For the polynomial equation $y = 0$, we can only reach the line $y = 0$ by taking finite sums.
For the polynomial equation $xy = 0$, we can reach anywhere in $\mathbb{C}$ in at most two steps by jumping horizontally and then jumping vertically.
I'm curious where all we can reach by considering finite sums of solutions to $xy = 1$, since the size of the steps we take becomes huge when our direction approaches horizontal or vertical.
Best Answer
As you consider the constraint $xy=1$, the complex numbers at our disposal have the form $z = x+iy = x + \frac{i}{x}$. Now we would like to construct complex numbers $\zeta = a+ib$ from finite sums of the previous ones.
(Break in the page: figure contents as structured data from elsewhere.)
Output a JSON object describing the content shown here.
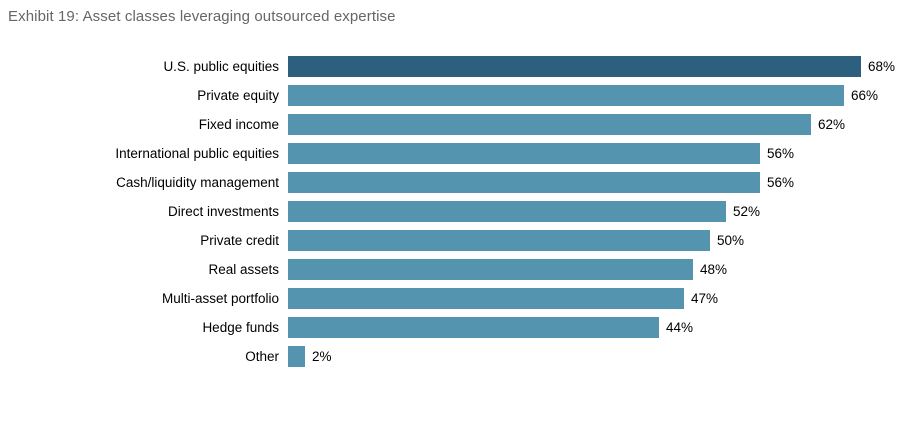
{
  "title": "Exhibit 19: Asset classes leveraging outsourced expertise",
  "colors": {
    "highlight_bar": "#2d5f7e",
    "regular_bar": "#5594ae",
    "title_text": "#63666a",
    "label_text": "#000000"
  },
  "chart_data": {
    "type": "bar",
    "orientation": "horizontal",
    "title": "Exhibit 19: Asset classes leveraging outsourced expertise",
    "xlabel": "",
    "ylabel": "",
    "xlim": [
      0,
      70
    ],
    "grid": false,
    "legend": false,
    "value_suffix": "%",
    "highlight_index": 0,
    "categories": [
      "U.S. public equities",
      "Private equity",
      "Fixed income",
      "International public equities",
      "Cash/liquidity management",
      "Direct investments",
      "Private credit",
      "Real assets",
      "Multi-asset portfolio",
      "Hedge funds",
      "Other"
    ],
    "values": [
      68,
      66,
      62,
      56,
      56,
      52,
      50,
      48,
      47,
      44,
      2
    ]
  }
}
Given that $z$ possesses one parameter $x$, when $\zeta$ has two ($a$ and $b$), let's try what kind of complex numbers can be constructed with the help of two $z$-numbers only : $$ \begin{array}{rcl} \zeta = z_1+z_2 &\Leftrightarrow& a+ib = x_1+x_2+i\left(\frac{1}{x_1}+\frac{1}{x_2}\right) \\ &\Leftrightarrow& \begin{cases} a = x_1+x_2 \\ b = \displaystyle\frac{1}{x_1}+\frac{1}{x_2} \end{cases} \verb+ +\\ &\Leftrightarrow& \begin{cases} x_1 = a-x_1 \\ 0 = bx_2^2-abx_2-a \end{cases} \verb+ +\\ &\Leftrightarrow& \begin{cases} x_1 = a-x_2 \\ x_2 = \displaystyle\frac{ab\pm\sqrt{a^2b^2-4ab}}{2b} \end{cases} \end{array} $$ As $x_2$ should be real, there is no solution when $\Delta := a^2b^2-4ab = (ab-2)^2-4 < 0$; in other words, two $z$-numbers are sufficient to generate any $\zeta = a+ib$ with $(ab-2)^2-4 \ge 0$.
Let's see if adding a third number permits to lift this constraint : $$ \begin{array}{rcl} \zeta = z_1+z_2+z_3 &\Leftrightarrow& a+ib = x_1+x_2+x_3+i\left(\frac{1}{x_1}+\frac{1}{x_2}+\frac{1}{x_3}\right) \\ &\Leftrightarrow& \begin{cases} a = x_1+x_2+x_3 \\ b = \displaystyle\frac{1}{x_1}+\frac{1}{x_2}+\frac{1}{x_3} \end{cases} \verb+ +\\ &\Leftrightarrow& \begin{cases} x_1 = t \\ x_2 = a-t-x_3 \\ 0 = (1-bt)x_3^2-(1-bt)(a-t)x_3-t(a-t) \end{cases} \end{array} $$ with $t$ a free parameter. Then, in the same way as before, $x_3$ is real only in the cases where $\Delta := (1-bt)^2+4(a-t) \ge 0$; this condition can be always satisfied, since $t$ is arbitrary.
In conclusion, you need at most three terms in your sum and spend a Happy New Year !